When a developer schedules a background event, here’s [a greatly simplified version of] what happens:

  1. The Background Services system generates a JSON hash specifying the function to execute, its arguments, the current environment details (authenticated user, account, etc), and optional parameters such as event priority and/or requested time to run the event.
  2. This hash is stored into an Amazon SQS queue.
  3. A “background server” — a server dedicated to processing Background Events — retrieves the event details from the SQS Queue and de-serializes the JSON.
  4. The background server authenticates itself as the same user and account which fired the event, so that things like permissions, user details etc are maintained.
  5. The background server executes the requested function with the arguments provided
  6. If all goes smoothly, then background server removes the item from the SQS queue. If something goes wrong while running the code (e.g. a database server fails, or an external service is unavailable) and an exception is thrown, then the item is placed back into the queue to be retried later.
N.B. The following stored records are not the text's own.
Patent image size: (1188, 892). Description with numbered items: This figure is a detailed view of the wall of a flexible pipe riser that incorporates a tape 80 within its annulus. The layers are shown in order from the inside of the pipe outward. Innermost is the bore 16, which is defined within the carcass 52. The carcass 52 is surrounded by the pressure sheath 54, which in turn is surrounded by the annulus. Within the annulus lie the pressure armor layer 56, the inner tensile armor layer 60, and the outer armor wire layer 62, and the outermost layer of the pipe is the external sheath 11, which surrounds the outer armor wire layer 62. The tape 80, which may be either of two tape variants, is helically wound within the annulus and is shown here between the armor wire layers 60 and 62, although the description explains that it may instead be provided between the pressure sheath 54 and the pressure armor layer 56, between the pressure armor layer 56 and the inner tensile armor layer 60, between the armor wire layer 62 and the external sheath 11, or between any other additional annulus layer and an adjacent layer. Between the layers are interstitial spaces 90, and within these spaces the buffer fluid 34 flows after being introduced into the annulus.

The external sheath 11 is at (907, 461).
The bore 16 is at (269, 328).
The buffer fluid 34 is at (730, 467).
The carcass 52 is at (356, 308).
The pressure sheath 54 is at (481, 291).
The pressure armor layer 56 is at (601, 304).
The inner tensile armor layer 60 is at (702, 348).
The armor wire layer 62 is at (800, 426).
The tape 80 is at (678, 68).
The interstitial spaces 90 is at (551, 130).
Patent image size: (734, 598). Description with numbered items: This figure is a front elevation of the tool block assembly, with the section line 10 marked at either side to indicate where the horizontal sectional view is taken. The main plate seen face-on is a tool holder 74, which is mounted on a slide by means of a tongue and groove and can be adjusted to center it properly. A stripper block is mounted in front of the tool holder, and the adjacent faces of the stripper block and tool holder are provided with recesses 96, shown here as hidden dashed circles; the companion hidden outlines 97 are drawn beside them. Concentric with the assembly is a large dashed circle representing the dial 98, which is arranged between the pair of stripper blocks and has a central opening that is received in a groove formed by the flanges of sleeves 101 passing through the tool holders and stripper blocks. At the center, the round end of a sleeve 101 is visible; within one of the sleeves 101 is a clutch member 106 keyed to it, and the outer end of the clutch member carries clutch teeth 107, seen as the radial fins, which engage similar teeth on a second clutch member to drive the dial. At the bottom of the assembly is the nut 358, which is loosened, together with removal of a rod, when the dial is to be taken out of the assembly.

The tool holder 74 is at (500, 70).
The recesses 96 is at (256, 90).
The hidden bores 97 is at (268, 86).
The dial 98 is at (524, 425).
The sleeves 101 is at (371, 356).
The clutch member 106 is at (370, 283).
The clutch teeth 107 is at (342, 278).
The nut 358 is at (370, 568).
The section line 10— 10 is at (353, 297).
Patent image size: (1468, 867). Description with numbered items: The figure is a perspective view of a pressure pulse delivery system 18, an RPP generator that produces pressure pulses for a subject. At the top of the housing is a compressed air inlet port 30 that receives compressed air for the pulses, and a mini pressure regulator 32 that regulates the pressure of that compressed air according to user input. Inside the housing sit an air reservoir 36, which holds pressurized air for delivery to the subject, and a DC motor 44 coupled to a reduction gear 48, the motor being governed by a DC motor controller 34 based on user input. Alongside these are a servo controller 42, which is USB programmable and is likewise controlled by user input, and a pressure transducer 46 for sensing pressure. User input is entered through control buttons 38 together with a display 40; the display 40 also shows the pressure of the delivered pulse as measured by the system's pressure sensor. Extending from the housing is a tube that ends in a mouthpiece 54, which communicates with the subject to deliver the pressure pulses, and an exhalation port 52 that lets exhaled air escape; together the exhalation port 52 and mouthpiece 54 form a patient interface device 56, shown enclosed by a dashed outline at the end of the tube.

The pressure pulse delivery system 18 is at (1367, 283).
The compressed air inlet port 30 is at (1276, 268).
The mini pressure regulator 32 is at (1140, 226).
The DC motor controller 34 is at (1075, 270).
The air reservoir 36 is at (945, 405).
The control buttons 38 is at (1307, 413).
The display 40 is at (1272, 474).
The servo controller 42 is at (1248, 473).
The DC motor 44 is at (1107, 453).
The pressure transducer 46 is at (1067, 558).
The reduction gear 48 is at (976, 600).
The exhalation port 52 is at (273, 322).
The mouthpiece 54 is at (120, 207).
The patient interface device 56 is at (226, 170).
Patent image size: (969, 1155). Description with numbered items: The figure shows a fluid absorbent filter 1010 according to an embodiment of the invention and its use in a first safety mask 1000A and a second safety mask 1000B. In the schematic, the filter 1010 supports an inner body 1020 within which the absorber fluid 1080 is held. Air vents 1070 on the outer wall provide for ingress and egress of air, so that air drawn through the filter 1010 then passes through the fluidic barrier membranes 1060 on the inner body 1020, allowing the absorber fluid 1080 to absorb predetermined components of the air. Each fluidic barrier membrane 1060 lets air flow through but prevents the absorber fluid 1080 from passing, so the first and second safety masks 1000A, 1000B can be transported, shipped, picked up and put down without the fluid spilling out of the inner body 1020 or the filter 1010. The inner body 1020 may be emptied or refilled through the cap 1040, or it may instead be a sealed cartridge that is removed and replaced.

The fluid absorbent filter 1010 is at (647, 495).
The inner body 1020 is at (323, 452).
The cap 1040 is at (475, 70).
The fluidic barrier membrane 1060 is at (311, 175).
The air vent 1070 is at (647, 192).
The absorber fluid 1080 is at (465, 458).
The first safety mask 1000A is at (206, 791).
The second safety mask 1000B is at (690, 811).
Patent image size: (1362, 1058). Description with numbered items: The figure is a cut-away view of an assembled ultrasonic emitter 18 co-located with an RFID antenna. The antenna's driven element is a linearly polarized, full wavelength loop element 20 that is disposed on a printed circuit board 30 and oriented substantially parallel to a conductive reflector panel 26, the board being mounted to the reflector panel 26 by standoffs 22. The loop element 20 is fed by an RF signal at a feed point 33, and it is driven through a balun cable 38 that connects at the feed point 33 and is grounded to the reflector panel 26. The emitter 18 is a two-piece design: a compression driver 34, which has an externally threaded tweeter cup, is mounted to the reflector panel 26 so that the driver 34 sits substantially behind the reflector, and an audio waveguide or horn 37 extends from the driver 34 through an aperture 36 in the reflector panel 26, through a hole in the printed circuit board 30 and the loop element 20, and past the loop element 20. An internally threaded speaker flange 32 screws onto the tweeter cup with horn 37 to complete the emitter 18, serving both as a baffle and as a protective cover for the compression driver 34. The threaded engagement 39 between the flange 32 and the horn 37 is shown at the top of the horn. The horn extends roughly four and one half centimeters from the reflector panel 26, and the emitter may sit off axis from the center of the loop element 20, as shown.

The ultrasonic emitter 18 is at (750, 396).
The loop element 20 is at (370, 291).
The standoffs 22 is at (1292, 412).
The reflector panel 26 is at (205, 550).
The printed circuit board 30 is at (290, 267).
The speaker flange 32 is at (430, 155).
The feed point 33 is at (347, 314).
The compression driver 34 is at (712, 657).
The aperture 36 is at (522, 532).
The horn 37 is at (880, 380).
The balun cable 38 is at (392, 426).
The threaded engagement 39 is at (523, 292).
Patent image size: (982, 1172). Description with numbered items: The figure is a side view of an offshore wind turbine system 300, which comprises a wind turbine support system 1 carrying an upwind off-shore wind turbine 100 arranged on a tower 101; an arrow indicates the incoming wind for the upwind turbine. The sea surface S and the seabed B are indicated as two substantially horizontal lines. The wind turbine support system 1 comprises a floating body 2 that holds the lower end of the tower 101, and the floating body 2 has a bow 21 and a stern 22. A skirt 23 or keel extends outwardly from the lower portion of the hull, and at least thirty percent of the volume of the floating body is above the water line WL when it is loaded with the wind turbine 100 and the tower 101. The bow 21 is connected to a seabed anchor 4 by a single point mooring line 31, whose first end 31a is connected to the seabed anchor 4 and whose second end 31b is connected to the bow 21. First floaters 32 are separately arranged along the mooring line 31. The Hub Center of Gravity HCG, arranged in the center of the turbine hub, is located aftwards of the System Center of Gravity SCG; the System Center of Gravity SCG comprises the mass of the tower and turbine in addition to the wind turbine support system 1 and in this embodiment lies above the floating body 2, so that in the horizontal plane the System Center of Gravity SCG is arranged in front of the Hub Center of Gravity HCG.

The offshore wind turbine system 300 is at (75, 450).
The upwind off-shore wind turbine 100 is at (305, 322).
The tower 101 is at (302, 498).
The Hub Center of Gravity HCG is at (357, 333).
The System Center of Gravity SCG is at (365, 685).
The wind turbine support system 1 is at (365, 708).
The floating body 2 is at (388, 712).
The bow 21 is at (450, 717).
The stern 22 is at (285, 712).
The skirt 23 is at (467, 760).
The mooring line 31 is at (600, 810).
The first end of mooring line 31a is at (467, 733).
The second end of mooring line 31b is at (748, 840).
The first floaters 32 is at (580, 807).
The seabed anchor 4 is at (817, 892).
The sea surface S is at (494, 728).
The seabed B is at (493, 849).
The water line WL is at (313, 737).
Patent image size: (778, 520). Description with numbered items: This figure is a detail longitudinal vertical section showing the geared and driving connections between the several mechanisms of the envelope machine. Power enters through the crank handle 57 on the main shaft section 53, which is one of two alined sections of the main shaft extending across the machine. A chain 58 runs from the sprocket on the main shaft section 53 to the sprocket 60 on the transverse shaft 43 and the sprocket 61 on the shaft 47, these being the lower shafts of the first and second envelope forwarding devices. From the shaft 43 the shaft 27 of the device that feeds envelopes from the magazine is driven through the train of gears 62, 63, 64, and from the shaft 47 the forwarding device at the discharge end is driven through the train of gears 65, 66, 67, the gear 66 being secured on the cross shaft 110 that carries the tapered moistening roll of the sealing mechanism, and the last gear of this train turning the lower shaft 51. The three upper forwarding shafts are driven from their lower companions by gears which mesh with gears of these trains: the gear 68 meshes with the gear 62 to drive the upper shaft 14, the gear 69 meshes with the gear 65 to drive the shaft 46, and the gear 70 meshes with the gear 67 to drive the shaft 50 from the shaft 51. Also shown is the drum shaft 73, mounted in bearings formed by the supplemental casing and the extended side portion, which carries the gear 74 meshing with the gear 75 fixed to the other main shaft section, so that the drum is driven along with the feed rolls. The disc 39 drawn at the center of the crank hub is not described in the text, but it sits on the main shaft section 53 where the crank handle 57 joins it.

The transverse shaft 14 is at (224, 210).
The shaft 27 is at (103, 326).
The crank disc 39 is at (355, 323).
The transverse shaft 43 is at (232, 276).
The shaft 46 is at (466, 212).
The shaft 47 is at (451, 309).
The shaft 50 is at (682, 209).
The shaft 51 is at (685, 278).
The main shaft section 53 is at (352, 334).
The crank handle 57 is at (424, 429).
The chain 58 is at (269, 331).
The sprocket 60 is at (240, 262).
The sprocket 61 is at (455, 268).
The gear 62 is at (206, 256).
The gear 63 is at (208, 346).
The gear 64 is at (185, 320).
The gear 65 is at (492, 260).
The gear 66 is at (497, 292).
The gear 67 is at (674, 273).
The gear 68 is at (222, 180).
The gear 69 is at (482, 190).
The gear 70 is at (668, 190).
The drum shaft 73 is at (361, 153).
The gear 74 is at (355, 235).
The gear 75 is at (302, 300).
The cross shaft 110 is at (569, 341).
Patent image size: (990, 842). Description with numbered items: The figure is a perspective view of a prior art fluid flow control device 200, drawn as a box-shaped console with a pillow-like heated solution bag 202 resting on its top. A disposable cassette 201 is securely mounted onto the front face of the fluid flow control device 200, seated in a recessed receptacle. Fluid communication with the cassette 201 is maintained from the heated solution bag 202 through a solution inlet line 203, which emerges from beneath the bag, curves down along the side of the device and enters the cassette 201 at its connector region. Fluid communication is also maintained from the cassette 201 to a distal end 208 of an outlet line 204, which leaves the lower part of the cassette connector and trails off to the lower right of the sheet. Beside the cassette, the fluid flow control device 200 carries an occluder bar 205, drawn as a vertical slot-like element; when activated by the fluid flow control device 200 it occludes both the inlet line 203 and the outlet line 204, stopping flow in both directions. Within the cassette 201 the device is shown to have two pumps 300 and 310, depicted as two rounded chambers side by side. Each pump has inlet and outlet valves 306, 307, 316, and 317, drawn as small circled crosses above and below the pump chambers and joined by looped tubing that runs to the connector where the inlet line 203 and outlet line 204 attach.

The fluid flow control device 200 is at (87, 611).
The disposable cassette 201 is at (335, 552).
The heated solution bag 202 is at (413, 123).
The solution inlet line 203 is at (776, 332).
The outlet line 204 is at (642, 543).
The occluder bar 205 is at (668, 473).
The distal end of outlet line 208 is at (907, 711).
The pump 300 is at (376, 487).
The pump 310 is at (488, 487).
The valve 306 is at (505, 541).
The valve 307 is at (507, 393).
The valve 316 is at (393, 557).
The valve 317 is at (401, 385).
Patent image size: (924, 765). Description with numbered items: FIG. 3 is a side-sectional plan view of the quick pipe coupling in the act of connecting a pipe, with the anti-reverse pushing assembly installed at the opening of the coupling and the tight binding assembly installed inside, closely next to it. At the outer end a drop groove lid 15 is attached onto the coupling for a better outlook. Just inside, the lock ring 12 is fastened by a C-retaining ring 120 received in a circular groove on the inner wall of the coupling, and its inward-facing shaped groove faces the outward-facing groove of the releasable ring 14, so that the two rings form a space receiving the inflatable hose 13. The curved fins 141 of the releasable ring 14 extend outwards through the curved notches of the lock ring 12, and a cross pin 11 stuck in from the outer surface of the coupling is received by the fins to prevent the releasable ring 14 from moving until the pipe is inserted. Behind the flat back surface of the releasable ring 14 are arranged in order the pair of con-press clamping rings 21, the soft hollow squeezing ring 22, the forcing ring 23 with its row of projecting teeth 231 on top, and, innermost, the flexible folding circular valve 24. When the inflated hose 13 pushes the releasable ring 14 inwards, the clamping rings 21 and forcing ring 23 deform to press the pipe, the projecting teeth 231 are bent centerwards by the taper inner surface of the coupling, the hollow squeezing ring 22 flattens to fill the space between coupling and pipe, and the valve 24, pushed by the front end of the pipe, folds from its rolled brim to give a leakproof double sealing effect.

This helpful abstraction provides three important benefits:

Responsiveness

As much as possible, ServiceM8 is written such that the “heavy lifting” is done in background events. Our front-end servers which handle user requests perform as little processing as possible. Essentially they act like dispatchers, transforming user requests into background events where the real work gets done. What this means is that users see fast page load times, even when there’s a backlog of Background Events to be processed.

Smooth Scalability

Because our front-end servers don’t do the hard work themselves, a sudden influx of user requests doesn’t result in dropped requests or “Service Unavailable” messages. Instead, it just results in a lot of background events being fired, so the number of messages in the background queue increases.

When this happens, scaling rules configured in Amazon EC2 boot more servers to process the backlog of work. The buffering protection provided by the queue means we don’t need to keep servers sitting around doing nothing “just in case” they’re needed. We can closely match the number of servers we run to the actual workload, safe the in the knowledge that if the workload increases, we can boot more servers to bring the queue size back under control. Every second a server is idle, it’s essentially burning money, so matching server supply to workload demand is crucial to keeping costs under control.

Simple Scheduling

Scheduling events to happen at a particular time in the future is difficult in typical web applications, where code runs only in response to a user request (i.e. page load). By de-coupling our user-facing servers from our background servers, this becomes a much simpler task. For a ServiceM8 developer, scheduling an event for a pre-defined time is as simple as putting it in the queue and supplying one extra parameter: the time at which the event should run. The Background Services system ensures that the event comes out of the queue at that time (or at least very close to it).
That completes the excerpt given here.